Stockholm — Spotify Technology SA surpasses Wall Street’s estimate of second-quarter revenue on Wednesday as music streaming companies report a 20% increase in paying subscribers for demand-driven premium services in Europe and North America I did.
While Europe and North America accounted for more than half of the monthly active users (MAUs), the pandemics that raged in several Asian countries, including India and Indonesia, were sacrificed.
According to Refinitiv’s IBES data, the quarterly MAU was 365 million, which was below the company’s forecast, along with analysts’ forecast of 371.5 million.

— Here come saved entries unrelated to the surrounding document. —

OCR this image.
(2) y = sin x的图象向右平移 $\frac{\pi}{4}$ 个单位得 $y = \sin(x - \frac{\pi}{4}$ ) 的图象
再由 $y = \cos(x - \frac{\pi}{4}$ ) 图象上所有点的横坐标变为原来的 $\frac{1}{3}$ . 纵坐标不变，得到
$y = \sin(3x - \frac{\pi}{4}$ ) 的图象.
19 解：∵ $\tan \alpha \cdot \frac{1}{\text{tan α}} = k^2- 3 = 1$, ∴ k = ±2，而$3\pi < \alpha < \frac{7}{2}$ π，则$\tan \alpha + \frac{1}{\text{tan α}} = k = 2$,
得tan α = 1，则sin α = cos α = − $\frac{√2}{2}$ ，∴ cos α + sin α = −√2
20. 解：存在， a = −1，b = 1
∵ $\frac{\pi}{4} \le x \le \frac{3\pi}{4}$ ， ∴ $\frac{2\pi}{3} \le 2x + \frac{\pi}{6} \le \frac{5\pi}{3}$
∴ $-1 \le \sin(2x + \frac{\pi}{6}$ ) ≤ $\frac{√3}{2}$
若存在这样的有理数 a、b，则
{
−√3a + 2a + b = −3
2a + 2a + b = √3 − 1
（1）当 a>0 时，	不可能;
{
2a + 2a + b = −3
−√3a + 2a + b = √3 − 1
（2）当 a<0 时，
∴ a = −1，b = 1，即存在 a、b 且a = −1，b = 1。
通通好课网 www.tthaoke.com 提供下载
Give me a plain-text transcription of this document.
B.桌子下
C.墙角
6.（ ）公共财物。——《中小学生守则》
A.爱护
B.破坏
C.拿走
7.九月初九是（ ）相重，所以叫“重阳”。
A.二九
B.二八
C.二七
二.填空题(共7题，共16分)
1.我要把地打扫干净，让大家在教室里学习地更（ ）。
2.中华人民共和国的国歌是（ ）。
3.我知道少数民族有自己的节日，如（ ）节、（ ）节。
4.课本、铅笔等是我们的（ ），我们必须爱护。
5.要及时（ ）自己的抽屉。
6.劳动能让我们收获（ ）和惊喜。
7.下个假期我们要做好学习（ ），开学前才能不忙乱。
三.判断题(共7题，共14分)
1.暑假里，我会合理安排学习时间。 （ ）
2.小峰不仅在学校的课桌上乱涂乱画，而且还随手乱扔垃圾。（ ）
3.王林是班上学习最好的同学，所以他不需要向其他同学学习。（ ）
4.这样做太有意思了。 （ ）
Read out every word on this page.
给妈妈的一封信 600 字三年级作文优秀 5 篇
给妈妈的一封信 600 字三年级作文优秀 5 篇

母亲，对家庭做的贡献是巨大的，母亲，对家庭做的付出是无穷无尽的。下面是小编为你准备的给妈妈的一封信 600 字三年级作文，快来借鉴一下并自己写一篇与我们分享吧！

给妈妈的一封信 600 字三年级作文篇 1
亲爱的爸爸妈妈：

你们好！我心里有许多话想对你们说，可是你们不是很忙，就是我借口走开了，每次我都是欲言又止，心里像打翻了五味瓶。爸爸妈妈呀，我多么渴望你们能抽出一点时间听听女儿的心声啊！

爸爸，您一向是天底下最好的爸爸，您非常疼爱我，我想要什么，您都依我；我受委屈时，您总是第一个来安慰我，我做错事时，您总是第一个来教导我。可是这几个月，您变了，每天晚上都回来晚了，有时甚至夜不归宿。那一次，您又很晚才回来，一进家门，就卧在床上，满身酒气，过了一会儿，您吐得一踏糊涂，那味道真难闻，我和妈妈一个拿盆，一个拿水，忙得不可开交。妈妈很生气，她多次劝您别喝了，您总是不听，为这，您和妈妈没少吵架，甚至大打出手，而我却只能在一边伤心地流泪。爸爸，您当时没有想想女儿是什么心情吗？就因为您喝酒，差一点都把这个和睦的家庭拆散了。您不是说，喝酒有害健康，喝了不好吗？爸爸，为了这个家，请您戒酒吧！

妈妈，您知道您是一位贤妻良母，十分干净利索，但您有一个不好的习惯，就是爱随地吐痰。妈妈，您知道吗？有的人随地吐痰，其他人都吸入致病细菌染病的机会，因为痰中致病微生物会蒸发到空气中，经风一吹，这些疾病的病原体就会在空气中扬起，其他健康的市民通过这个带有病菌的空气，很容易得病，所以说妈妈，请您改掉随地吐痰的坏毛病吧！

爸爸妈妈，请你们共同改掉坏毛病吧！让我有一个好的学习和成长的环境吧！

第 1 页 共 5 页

Spotify was launched in 85 countries earlier this year, bringing its footsteps to 180 countries and exposing it to the influence of COVID-19 around the world.
“Some markets are now almost back to normal … some of them are still hit hard by COVID,” CEO Daniel Ek said in an interview.
The company’s advertising business, which was hit by last year’s pandemic, grew 110% and bounced back to € 275 million ($ 324.64 million).
The company’s earnings and premium subscriber forecast caps for the quarter also exceeded expectations.
Spotify forecasts revenues of € 23.1-25.1 billion and premium subscribers of 170-174 million. Analysts expected an average of € 2.39 billion in revenue and 170.4 million subscribers.
Spotify has also invested heavily in a podcast business comparable to Apple, launching a paid subscription platform for podcasters in the United States in April.
With 2.9 million podcasts on its platform, podcasts’ share of total time spent reached a record high in the quarter.
Personality podcasts continue to attract more users. Revenues for the quarter increased from € 2.15 billion in the year-ago quarter to € 2.33 billion, exceeding analysts’ expectations of € 2.29 billion. Premium subscribers, which make up the majority of the company’s revenue, reached 165 million, in line with analysts’ expectations.
The total number of monthly active users increased by 22% to 365 million.